E Avaí, a segunda estação da Noroeste a ser aberta ao tráfego em 27/09/1906 – a primeira foi Bauru nesse mesmo dia –, não poderia deixar de se fazer presente, através de seu museu municipal.

Algumas telas a óleo, retratando locomotivas, estações e trechos da Noroeste, de nossa autoria, foram trazidas, juntamente com mil exemplares do jornal “O Avaiense”, distribuídos gratuitamente aos visitantes.

Foi uma ótima oportunidade para os ex-ferroviários e aficionados por ferrovia se reverem, recordando os bons tempos que jamais voltarão a se registrar. Além disso, possibilitou uma verdadeira dádiva aos olhos daqueles que lá compareceram e aos organizadores nossos parabéns pelo indiscutível sucesso. A tristeza realmente existiu, por conta do majestoso prédio, totalmente abandonado, mostrando claramente o desinteresse de nossos governantes pela coisa pública e que, 50 anos atrás, recebia e soltava nada menos de 28 trens de passageiros.

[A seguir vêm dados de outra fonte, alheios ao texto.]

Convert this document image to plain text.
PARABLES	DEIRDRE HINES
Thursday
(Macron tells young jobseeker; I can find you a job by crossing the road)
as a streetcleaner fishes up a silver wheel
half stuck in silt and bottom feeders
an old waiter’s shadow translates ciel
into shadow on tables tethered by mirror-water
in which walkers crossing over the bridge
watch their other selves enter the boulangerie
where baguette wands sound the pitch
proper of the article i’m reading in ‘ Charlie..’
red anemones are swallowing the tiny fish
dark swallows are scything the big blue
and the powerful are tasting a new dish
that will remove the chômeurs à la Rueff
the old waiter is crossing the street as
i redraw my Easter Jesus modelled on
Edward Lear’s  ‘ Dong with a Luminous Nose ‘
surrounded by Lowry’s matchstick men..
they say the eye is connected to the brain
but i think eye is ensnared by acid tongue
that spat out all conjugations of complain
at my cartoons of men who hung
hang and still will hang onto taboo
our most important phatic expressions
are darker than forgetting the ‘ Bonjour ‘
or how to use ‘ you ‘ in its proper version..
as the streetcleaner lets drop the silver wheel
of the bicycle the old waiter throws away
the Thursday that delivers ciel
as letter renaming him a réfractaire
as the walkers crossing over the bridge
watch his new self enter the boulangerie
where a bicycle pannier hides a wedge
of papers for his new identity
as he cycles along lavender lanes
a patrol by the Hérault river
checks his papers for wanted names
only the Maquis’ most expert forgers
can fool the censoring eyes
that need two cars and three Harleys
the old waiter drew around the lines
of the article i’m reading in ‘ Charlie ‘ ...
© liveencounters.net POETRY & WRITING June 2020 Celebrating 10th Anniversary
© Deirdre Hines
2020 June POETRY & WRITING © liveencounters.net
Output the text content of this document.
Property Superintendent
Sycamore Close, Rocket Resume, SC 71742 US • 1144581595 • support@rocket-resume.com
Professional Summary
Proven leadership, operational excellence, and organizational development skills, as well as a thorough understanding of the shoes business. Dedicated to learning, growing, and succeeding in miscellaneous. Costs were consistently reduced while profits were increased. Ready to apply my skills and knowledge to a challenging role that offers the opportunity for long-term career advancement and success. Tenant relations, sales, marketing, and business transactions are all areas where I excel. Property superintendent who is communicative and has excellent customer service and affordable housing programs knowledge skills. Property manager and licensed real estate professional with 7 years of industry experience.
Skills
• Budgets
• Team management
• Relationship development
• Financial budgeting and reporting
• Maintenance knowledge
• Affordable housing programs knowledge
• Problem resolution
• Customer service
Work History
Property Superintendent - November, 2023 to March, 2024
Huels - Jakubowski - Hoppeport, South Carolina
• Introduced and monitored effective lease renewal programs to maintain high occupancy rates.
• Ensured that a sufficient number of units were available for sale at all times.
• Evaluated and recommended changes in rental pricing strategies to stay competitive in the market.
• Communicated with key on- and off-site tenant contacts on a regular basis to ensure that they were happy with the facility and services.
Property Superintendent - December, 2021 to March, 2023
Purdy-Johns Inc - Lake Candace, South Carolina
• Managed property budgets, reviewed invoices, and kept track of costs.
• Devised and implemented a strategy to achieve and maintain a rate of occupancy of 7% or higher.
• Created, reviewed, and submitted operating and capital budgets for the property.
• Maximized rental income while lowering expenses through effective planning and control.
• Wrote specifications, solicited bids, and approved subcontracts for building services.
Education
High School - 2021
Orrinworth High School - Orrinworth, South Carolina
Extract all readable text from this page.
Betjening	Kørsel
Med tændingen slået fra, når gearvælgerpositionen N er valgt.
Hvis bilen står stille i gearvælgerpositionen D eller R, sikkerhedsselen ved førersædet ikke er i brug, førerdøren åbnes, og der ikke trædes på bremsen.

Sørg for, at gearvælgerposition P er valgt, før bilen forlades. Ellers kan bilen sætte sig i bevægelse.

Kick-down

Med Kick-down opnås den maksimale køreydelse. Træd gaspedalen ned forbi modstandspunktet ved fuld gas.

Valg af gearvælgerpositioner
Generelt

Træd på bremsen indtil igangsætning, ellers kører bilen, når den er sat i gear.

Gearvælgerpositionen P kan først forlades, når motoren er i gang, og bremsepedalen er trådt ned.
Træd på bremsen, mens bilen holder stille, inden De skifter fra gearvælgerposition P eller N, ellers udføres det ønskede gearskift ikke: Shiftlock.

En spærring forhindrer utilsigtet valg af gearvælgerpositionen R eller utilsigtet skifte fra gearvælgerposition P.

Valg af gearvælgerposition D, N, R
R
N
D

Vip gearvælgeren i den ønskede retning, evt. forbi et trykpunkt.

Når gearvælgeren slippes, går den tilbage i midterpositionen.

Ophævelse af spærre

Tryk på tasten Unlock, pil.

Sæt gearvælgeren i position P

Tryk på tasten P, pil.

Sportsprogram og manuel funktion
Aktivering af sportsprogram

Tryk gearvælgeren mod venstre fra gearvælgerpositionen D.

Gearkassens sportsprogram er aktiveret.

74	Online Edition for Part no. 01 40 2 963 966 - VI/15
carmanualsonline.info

Num diálogo que tivemos com Roque José Ferreira, coordenador do Sindicato, nosso colega e amigo, que compareceu à estação dia 27, sábado, foi feito a seguinte sugestão:

1º) convencer os integrantes da ação contra a RFFSA em receber o prédio como pagamento, dando-se por quitada a dívida, arquivando-se o processo.

2º) constituir, dentre os ferroviários, os verdadeiros donos do majestoso prédio, uma diretoria;

3º) promover a venda do prédio do Sindicato, localizado à Cussy Júnior, quadra 03, construído em 1962 e 1963, com dinheiro dos ferroviários, instalando suas dependências na parte térrea do prédio da estação, após um investimento na reforma.

4º) Com parte desse dinheiro seria feita a reforma da fachada do prédio, inclusive colocação de vidros e reparações dos portões do saguão, cobertura da plataforma, pintura, etc.

5º) Os dois pavimentos superiores seriam alugados para universidades, escritórios, etc, ficando o ônus das instalações com reparações internas por conta dos locatários e uma carência para os primeiros aluguéis.

6º) Seriam criados espaços para lazer aos aposentados e pensionistas na parte térrea, como mesas de snooker, mesas para jogos de cartas, cineclube, biblioteca, barbeiro, museu, etc. O saguão poderia ser destinado para exposições etc

7º) cobrir com madeiramento as linhas 1 e 2, criando um estacionamento de veículos, com entrada pela rua 1º de Agosto, entre os prédios do museu e estação, com saída pelo lado da Sorocabana.

8º) Todos os ferroviários da Noroeste, indistintamente e suas pensionistas, proprietários do prédio, no futuro receberiam os dividendos de forma igualitária dos lucros auferidos.

O autor, Vivaldo Pitta, é ex-ferroviário, artista plástico, numismata, diretor do museu de Avaí, proprietário e editor do jornal “O Avaiense”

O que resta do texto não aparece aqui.